A few days ago I asked a similar question about Krull dimension and got fantastic answers. Unfortunately, for the application I have in mind (a question on ring spectra), Krull dimension doesn't generalize correctly. One must instead use right global dimension, or just global dimension since my ring object is commutative. Note that this has a similar title, but totally different content from another question (different because my $v$ does not generate a maximal ideal).

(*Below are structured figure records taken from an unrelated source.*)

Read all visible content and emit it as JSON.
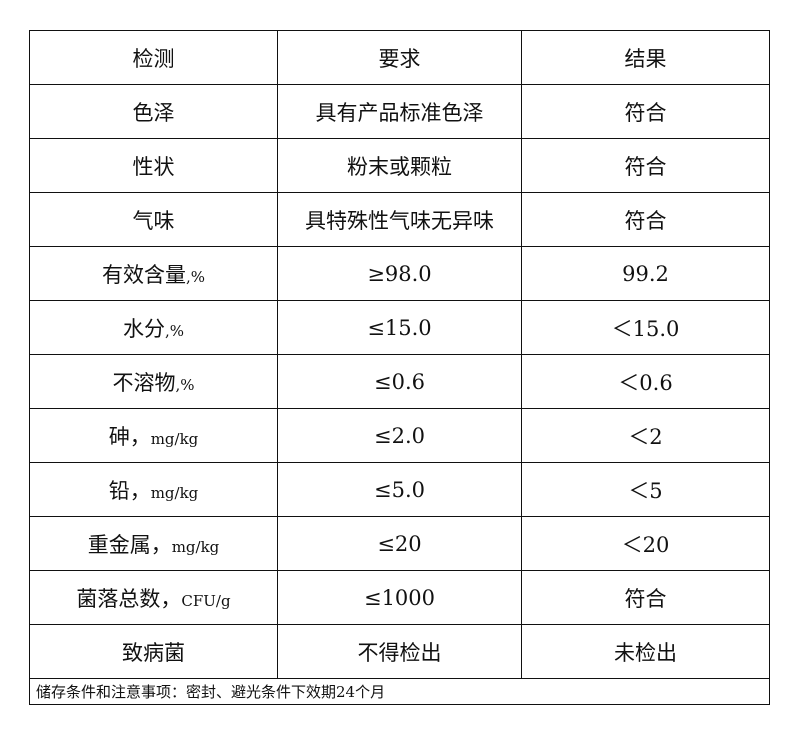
{
  "headers": [
    "检测",
    "要求",
    "结果"
  ],
  "rows": [
    {
      "item": "色泽",
      "unit": "",
      "requirement": "具有产品标准色泽",
      "result": "符合"
    },
    {
      "item": "性状",
      "unit": "",
      "requirement": "粉末或颗粒",
      "result": "符合"
    },
    {
      "item": "气味",
      "unit": "",
      "requirement": "具特殊性气味无异味",
      "result": "符合"
    },
    {
      "item": "有效含量",
      "unit": ",%",
      "requirement": "≥98.0",
      "result": "99.2"
    },
    {
      "item": "水分",
      "unit": ",%",
      "requirement": "≤15.0",
      "result": "＜15.0"
    },
    {
      "item": "不溶物",
      "unit": ",%",
      "requirement": "≤0.6",
      "result": "＜0.6"
    },
    {
      "item": "砷，",
      "unit": "mg/kg",
      "requirement": "≤2.0",
      "result": "＜2"
    },
    {
      "item": "铅，",
      "unit": "mg/kg",
      "requirement": "≤5.0",
      "result": "＜5"
    },
    {
      "item": "重金属，",
      "unit": "mg/kg",
      "requirement": "≤20",
      "result": "＜20"
    },
    {
      "item": "菌落总数，",
      "unit": "CFU/g",
      "requirement": "≤1000",
      "result": "符合"
    },
    {
      "item": "致病菌",
      "unit": "",
      "requirement": "不得检出",
      "result": "未检出"
    }
  ],
  "footer": "储存条件和注意事项：密封、避光条件下效期24个月"
}
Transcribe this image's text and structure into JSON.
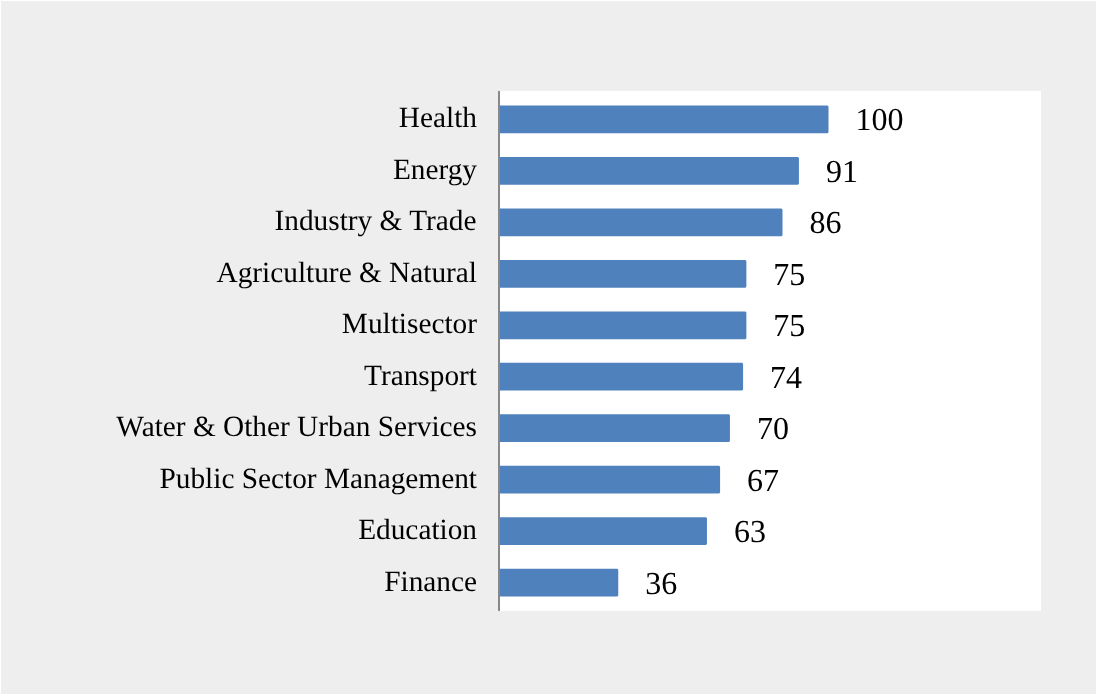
{
  "chart_data": {
    "type": "bar",
    "orientation": "horizontal",
    "categories": [
      "Health",
      "Energy",
      "Industry & Trade",
      "Agriculture & Natural",
      "Multisector",
      "Transport",
      "Water & Other Urban Services",
      "Public Sector Management",
      "Education",
      "Finance"
    ],
    "values": [
      100,
      91,
      86,
      75,
      75,
      74,
      70,
      67,
      63,
      36
    ],
    "color": "#4f81bd",
    "data_labels": true,
    "grid": false
  }
}
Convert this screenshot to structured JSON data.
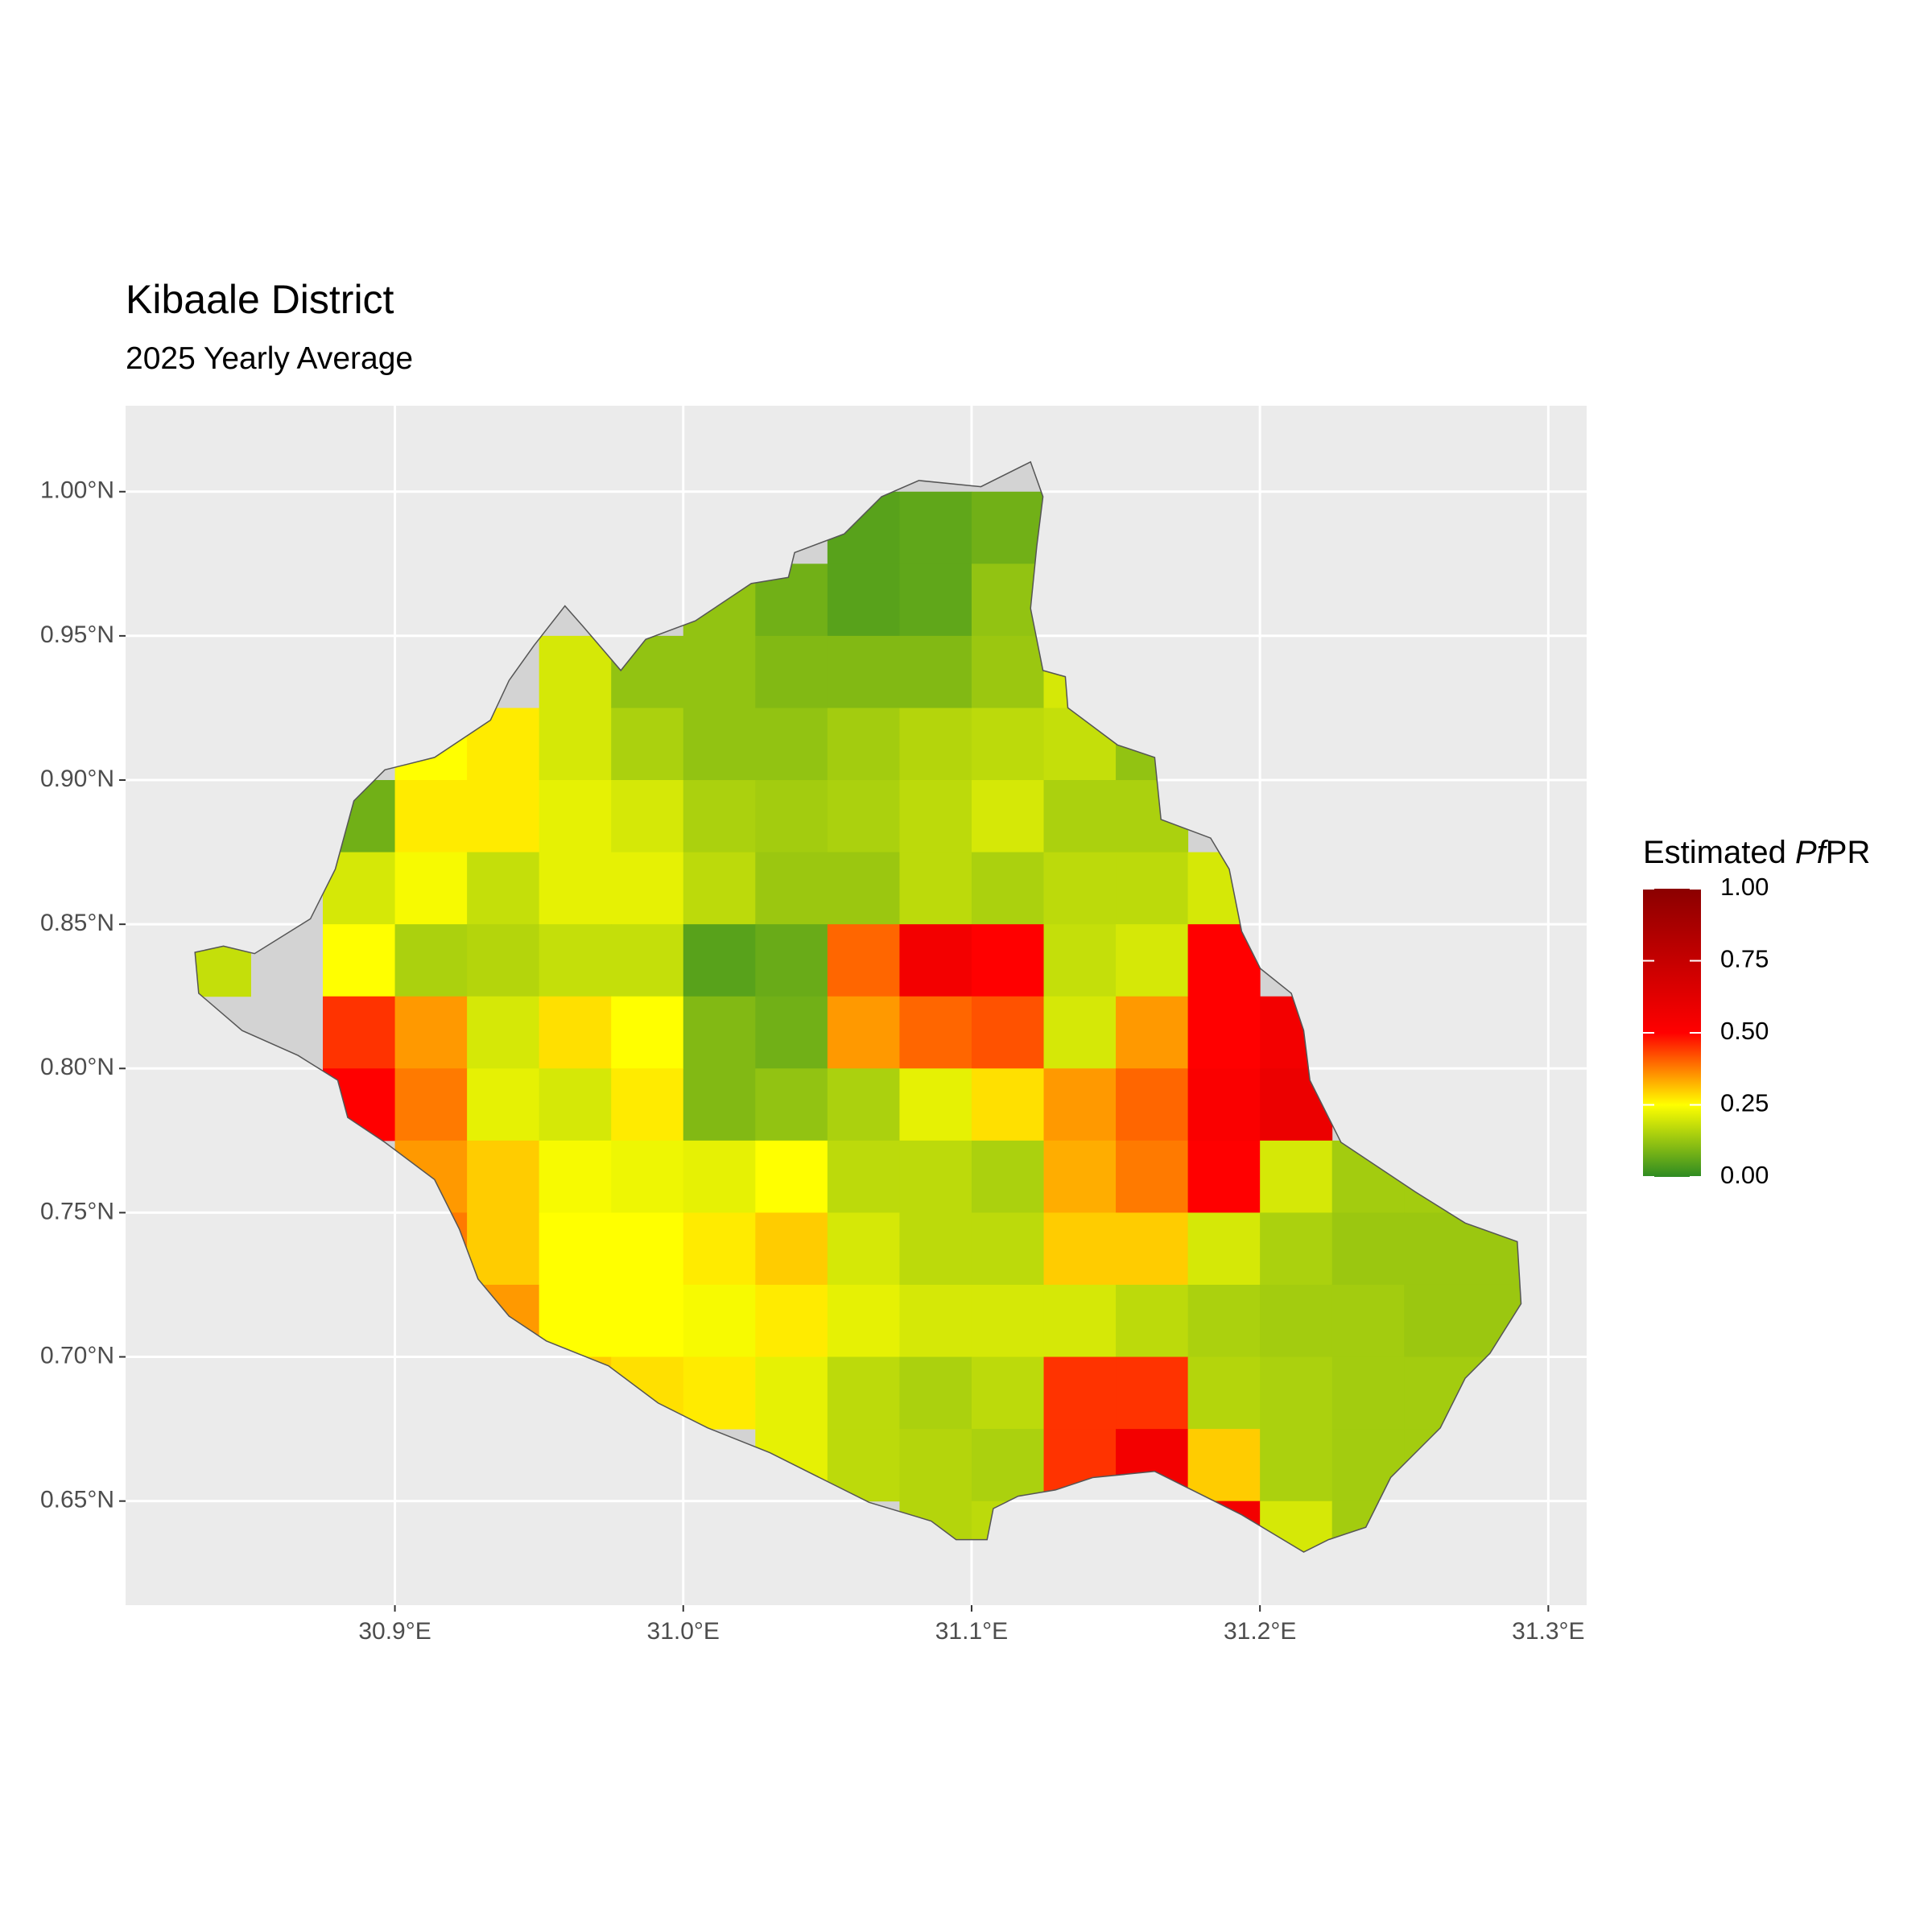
{
  "chart_data": {
    "type": "raster",
    "title": "Kibaale District",
    "subtitle": "2025 Yearly Average",
    "xlim": [
      30.8066,
      31.3133
    ],
    "ylim": [
      0.6139,
      1.0298
    ],
    "xticks": [
      {
        "value": 30.9,
        "label": "30.9°E"
      },
      {
        "value": 31.0,
        "label": "31.0°E"
      },
      {
        "value": 31.1,
        "label": "31.1°E"
      },
      {
        "value": 31.2,
        "label": "31.2°E"
      },
      {
        "value": 31.3,
        "label": "31.3°E"
      }
    ],
    "yticks": [
      {
        "value": 0.65,
        "label": "0.65°N"
      },
      {
        "value": 0.7,
        "label": "0.70°N"
      },
      {
        "value": 0.75,
        "label": "0.75°N"
      },
      {
        "value": 0.8,
        "label": "0.80°N"
      },
      {
        "value": 0.85,
        "label": "0.85°N"
      },
      {
        "value": 0.9,
        "label": "0.90°N"
      },
      {
        "value": 0.95,
        "label": "0.95°N"
      },
      {
        "value": 1.0,
        "label": "1.00°N"
      }
    ],
    "grid": true,
    "legend": {
      "title": {
        "prefix": "Estimated ",
        "italic": "Pf",
        "suffix": "PR"
      },
      "position": "right",
      "limits": [
        0,
        1
      ],
      "ticks": [
        {
          "value": 0,
          "label": "0.00"
        },
        {
          "value": 0.25,
          "label": "0.25"
        },
        {
          "value": 0.5,
          "label": "0.50"
        },
        {
          "value": 0.75,
          "label": "0.75"
        },
        {
          "value": 1,
          "label": "1.00"
        }
      ],
      "colorscale": [
        [
          0,
          "#2e8b22"
        ],
        [
          0.25,
          "#ffff00"
        ],
        [
          0.5,
          "#ff0000"
        ],
        [
          1,
          "#8b0000"
        ]
      ]
    },
    "grid_cells": {
      "cell_size": 0.025,
      "lon": [
        30.825,
        30.85,
        30.875,
        30.9,
        30.925,
        30.95,
        30.975,
        31.0,
        31.025,
        31.05,
        31.075,
        31.1,
        31.125,
        31.15,
        31.175,
        31.2,
        31.225,
        31.25,
        31.275
      ],
      "lat": [
        0.975,
        0.95,
        0.925,
        0.9,
        0.875,
        0.85,
        0.825,
        0.8,
        0.775,
        0.75,
        0.725,
        0.7,
        0.675,
        0.65,
        0.625
      ],
      "values": [
        [
          null,
          null,
          null,
          null,
          null,
          null,
          null,
          null,
          null,
          0.05,
          0.06,
          0.08,
          null,
          null,
          null,
          null,
          null,
          null,
          null
        ],
        [
          null,
          null,
          null,
          null,
          null,
          null,
          null,
          0.12,
          0.08,
          0.05,
          0.06,
          0.12,
          null,
          null,
          null,
          null,
          null,
          null,
          null
        ],
        [
          null,
          null,
          null,
          null,
          null,
          0.2,
          0.12,
          0.12,
          0.1,
          0.1,
          0.1,
          0.13,
          0.2,
          null,
          null,
          null,
          null,
          null,
          null
        ],
        [
          null,
          null,
          null,
          0.25,
          0.27,
          0.2,
          0.15,
          0.12,
          0.12,
          0.14,
          0.16,
          0.17,
          0.18,
          0.12,
          null,
          null,
          null,
          null,
          null
        ],
        [
          null,
          null,
          0.08,
          0.27,
          0.27,
          0.22,
          0.2,
          0.15,
          0.14,
          0.15,
          0.17,
          0.2,
          0.15,
          0.15,
          null,
          null,
          null,
          null,
          null
        ],
        [
          null,
          null,
          0.2,
          0.24,
          0.18,
          0.22,
          0.22,
          0.17,
          0.13,
          0.13,
          0.17,
          0.15,
          0.17,
          0.17,
          0.2,
          null,
          null,
          null,
          null
        ],
        [
          0.18,
          null,
          0.25,
          0.15,
          0.16,
          0.18,
          0.18,
          0.05,
          0.07,
          0.4,
          0.55,
          0.5,
          0.18,
          0.2,
          0.5,
          null,
          null,
          null,
          null
        ],
        [
          null,
          null,
          0.45,
          0.35,
          0.2,
          0.28,
          0.25,
          0.1,
          0.08,
          0.35,
          0.4,
          0.42,
          0.2,
          0.35,
          0.5,
          0.55,
          null,
          null,
          null
        ],
        [
          null,
          null,
          0.5,
          0.38,
          0.22,
          0.2,
          0.27,
          0.1,
          0.12,
          0.15,
          0.22,
          0.28,
          0.35,
          0.4,
          0.52,
          0.58,
          null,
          null,
          null
        ],
        [
          null,
          null,
          null,
          0.35,
          0.3,
          0.24,
          0.23,
          0.22,
          0.25,
          0.17,
          0.17,
          0.15,
          0.33,
          0.38,
          0.5,
          0.2,
          0.14,
          0.14,
          null
        ],
        [
          null,
          null,
          null,
          0.38,
          0.3,
          0.25,
          0.25,
          0.27,
          0.3,
          0.2,
          0.17,
          0.17,
          0.3,
          0.3,
          0.2,
          0.15,
          0.13,
          0.13,
          0.13
        ],
        [
          null,
          null,
          null,
          null,
          0.35,
          0.25,
          0.25,
          0.24,
          0.27,
          0.22,
          0.2,
          0.2,
          0.2,
          0.17,
          0.15,
          0.14,
          0.14,
          0.13,
          0.13
        ],
        [
          null,
          null,
          null,
          null,
          null,
          0.3,
          0.28,
          0.27,
          0.22,
          0.17,
          0.15,
          0.17,
          0.45,
          0.45,
          0.16,
          0.15,
          0.14,
          0.14,
          0.14
        ],
        [
          null,
          null,
          null,
          null,
          null,
          null,
          null,
          null,
          0.22,
          0.17,
          0.16,
          0.15,
          0.45,
          0.55,
          0.3,
          0.15,
          0.14,
          0.14,
          null
        ],
        [
          null,
          null,
          null,
          null,
          null,
          null,
          null,
          null,
          null,
          null,
          0.16,
          0.17,
          null,
          null,
          0.55,
          0.2,
          0.14,
          null,
          null
        ]
      ]
    }
  }
}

I'm looking for a theorem of the form

If R is a nice ring and v is a reasonable element in R then Gl.Dim($R[1/v]$) must be either Gl.Dim($R$) or Gl.Dim($R$)−1.

By "nice ring" I mean $R$ is commutative and is finitely generated over some base ring (e.g. $Z_{(2)}$), but we should not assume it's an integral domain. If necessary we can assume it's Noetherian and local, but I'd rather avoid this. As for $v$, it's a non-zero divisor which is not in the base ring and it has only a few relations with other elements in $R$, none of which are in the base ring. If we can't get the theorem above, perhaps we can figure out something to help me get closer:

Are there any conditions on $v$ such that the dimension would drop by more than 1 after inverting $v$?

Here's what I know (from Weibel and Rotman):

If $f:R \rightarrow S$ is a ring homomorphism and $A$ is a left $S$ module then $pd_R(A)\leq pd_S(A)+pd_R(S)$

If $x$ is a central nonzerodivisor in $R$ and $A$ is a nonzero $R/v$-module with $pd_{R/v}(A)<\infty$ then $pd_R(A)=1+pd_{R/v}(A)$. If $B$ is a nonzero $R$-module then $pd_R(B)\geq pd_{R/v}(B/vB)$

This result gives me some hope because of the short exact sequence $0\rightarrow R\stackrel{\cdot v}{\rightarrow} R \rightarrow R/v \rightarrow 0$, but I don't see an obvious answer coming from this idea alone. One would also need to relate the dimensions of $R/v$ and $v^{-1}R$.

If $A$ is a projective $R$-module then $v^{-1}A$ is a projective $v^{-1}R$ module. According to this paper, injective dimension is not well behaved under localization (but this seems to be because the localization of an injective module need not be injective).